Des policiers en tenue anti-émeute et des barrières ont été disposés en travers des routes menant au domicile de M. Sonko dans un quartier cossu de la capitale.

Dans un climat de tension préélectorale grandissante, des policiers sénégalais ont bloqué vendredi 17 juin le leader de l’opposition, Ousmane Sonko, chez lui à Dakar, après son appel à défier une interdiction de manifester le même jour.

A la mi-journée, les policiers ont empêché M. Sonko de se rendre à la prière du vendredi, tandis que les premiers troubles étaient rapportés sur les réseaux sociaux, avec des jeunes incendiant des pneus et attaquant du mobilier urbain sur un important axe routier de la capitale.

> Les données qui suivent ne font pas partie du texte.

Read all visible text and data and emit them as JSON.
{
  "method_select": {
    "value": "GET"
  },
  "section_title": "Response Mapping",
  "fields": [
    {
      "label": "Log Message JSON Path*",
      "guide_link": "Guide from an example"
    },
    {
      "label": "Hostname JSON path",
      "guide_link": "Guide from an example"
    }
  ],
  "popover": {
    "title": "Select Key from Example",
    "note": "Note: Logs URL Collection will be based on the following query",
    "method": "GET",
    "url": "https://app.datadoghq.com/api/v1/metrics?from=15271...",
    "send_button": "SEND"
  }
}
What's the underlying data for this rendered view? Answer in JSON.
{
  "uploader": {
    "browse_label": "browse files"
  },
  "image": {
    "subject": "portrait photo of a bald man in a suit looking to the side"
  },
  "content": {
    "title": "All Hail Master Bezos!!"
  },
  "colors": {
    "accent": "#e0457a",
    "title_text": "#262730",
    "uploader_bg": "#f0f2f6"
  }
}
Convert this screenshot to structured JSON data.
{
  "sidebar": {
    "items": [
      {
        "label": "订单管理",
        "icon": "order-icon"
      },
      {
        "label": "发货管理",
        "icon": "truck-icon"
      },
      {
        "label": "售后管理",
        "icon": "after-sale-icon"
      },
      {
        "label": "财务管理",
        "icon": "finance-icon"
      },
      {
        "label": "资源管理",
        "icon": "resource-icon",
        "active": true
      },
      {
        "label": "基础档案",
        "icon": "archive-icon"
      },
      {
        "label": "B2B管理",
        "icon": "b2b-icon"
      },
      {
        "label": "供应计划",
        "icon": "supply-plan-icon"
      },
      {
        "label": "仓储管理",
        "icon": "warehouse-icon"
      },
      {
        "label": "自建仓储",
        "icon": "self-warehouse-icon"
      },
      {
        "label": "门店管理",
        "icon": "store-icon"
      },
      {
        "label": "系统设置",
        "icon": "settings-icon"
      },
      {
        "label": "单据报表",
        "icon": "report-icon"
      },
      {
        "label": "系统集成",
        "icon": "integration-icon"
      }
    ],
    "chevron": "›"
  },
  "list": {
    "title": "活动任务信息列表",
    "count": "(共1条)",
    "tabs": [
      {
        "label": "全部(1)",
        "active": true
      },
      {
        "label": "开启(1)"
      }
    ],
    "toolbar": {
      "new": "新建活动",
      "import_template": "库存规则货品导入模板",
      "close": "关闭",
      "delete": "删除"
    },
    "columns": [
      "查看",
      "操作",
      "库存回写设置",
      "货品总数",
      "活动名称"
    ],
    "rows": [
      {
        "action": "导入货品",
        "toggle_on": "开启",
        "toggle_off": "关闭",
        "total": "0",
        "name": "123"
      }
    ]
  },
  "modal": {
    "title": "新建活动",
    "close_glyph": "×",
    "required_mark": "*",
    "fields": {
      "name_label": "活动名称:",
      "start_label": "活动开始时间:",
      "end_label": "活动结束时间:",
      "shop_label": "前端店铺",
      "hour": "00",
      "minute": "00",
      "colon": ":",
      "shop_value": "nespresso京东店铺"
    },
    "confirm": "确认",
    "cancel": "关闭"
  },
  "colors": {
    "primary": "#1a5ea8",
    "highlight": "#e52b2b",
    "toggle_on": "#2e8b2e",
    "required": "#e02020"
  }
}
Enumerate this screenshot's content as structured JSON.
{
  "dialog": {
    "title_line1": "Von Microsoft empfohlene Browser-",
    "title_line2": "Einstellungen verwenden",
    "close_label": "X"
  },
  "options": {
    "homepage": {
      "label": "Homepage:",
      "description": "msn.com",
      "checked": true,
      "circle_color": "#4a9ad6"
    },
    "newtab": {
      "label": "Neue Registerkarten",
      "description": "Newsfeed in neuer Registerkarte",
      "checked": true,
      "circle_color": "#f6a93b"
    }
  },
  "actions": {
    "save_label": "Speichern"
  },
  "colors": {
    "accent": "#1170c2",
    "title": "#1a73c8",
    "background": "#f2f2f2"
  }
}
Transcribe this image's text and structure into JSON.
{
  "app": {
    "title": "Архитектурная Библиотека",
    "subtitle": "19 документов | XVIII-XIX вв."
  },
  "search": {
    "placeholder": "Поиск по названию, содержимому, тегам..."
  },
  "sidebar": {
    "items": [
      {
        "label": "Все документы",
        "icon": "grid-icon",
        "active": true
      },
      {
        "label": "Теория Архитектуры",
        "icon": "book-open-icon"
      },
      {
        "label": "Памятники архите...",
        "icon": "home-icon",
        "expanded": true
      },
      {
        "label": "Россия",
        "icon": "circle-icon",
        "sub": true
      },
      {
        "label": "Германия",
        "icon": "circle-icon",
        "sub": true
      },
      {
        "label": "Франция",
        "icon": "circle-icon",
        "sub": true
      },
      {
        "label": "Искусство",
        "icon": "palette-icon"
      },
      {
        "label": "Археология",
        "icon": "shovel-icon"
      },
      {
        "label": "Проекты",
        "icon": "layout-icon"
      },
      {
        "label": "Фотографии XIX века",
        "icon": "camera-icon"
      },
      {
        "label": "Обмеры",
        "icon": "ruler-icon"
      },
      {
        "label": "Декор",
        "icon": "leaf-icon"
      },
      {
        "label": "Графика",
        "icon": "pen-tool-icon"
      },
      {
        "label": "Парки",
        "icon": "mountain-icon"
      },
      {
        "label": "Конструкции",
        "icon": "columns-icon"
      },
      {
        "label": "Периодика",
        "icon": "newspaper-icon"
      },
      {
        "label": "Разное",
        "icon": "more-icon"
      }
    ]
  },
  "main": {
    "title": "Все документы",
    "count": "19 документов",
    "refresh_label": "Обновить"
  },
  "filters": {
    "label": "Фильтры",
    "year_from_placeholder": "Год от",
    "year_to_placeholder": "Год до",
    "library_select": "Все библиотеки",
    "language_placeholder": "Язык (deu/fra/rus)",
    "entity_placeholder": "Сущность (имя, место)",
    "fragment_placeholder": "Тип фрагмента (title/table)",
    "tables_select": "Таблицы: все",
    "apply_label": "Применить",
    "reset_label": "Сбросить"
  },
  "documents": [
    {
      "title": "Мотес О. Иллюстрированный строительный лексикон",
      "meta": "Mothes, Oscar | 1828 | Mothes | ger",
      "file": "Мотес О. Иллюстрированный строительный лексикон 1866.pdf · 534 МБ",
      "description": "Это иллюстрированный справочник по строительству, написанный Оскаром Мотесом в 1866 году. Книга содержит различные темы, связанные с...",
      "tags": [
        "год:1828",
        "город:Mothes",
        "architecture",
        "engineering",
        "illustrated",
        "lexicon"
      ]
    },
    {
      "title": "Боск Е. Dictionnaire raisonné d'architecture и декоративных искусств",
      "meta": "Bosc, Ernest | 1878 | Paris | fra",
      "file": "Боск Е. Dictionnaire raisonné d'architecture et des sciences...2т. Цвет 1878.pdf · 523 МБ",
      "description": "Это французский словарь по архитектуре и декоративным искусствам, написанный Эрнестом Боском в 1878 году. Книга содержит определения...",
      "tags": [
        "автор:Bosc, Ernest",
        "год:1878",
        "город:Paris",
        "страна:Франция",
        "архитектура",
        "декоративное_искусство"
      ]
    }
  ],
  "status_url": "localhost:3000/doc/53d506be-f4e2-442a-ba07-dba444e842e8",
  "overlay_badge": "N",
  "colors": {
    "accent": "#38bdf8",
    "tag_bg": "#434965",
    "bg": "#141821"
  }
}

Des policiers en tenue anti-émeute et des barrières ont été disposés en travers des routes menant au domicile de M. Sonko, dans un quartier cossu de la capitale.

« Même notre liberté de culte est bafouée aujourd’hui. Les forces de l’ordre m’ont dit qu’elles ont reçu l’ordre de ne pas me laisser sortir », a dit posément M. Sonko, vêtu du boubou traditionnel pour la prière, après s’être heurté à un barrage de policiers à qui il a dit ne pas en vouloir.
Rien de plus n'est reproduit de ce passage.